122   It could be using SCP or using a web interface.
123
124   If your root manager says to use scp, do as follows:
125
126   # cd /etc/namedb/keys
127   # scp dsset-mytld. adm@a.root-servers.net:
128
129   ... this will copy the file "dsset-mytld." into the "adm" user directory
130   on the a.root-server, where the root manager will include it into the root
131   zone for signing.
132
13313. Test that the AD bit is set:
134
135    # dig 10.10.0.230 +dnssec www.MYTLD.
136
137    Is it ?
138
139    If not, note that the root manager may not have necessarily signed the
140    root zone with your DS included yet, OR due to the *negative TTL*, the
141    DS record may not be in the cache of the resolver.

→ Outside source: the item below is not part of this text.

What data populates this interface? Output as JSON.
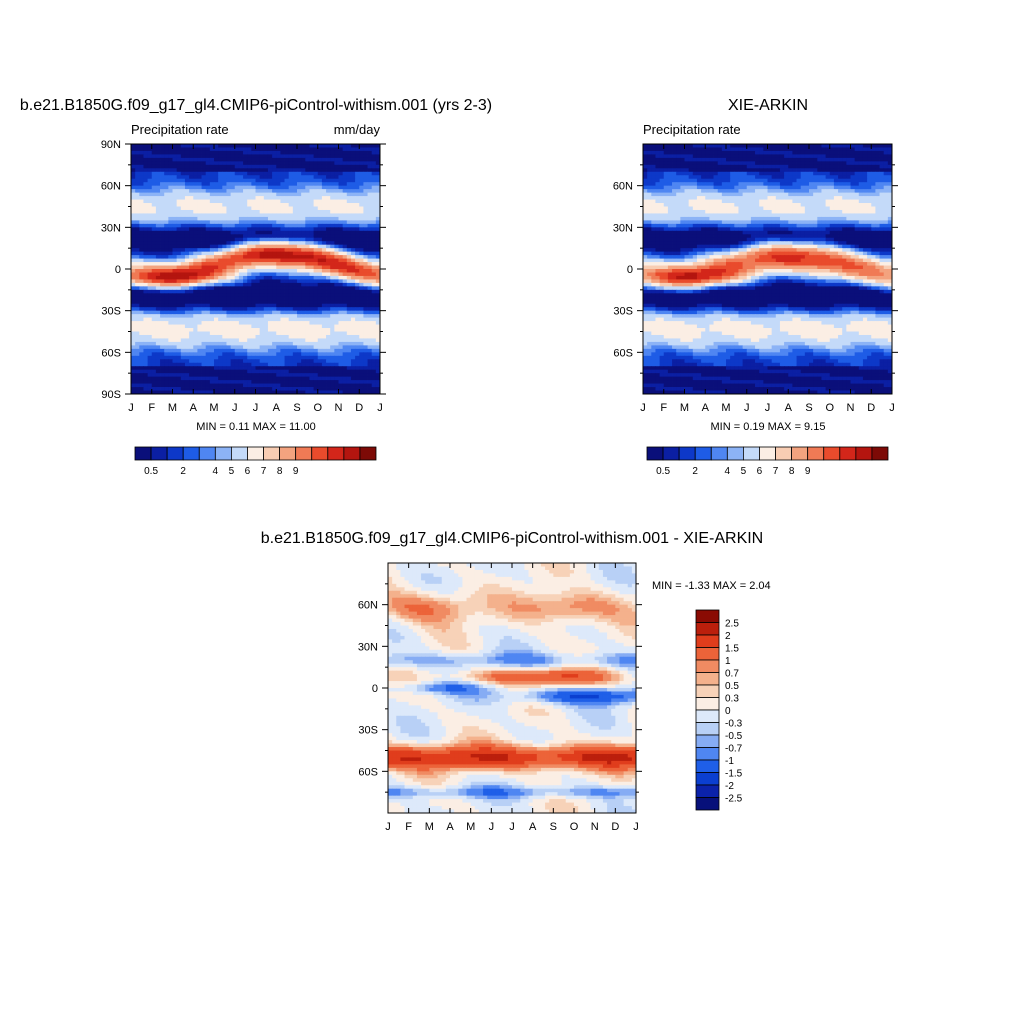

You may have to wait,
142    but check with your root manager, and you can always check at the root:
143
144    # dig @a.root-servers.net DS mytld.
145
146    ... to verify that the DS is published. Then it's a matter of waiting
147    for the cache to expire on the resolver, before you can verify your
148    signatures.
149
150    Alternatively, don't wait and proceed to enable validation in your own
151    resolver (resolv.grpX.ws.nsrc.org) - see the relevant lab!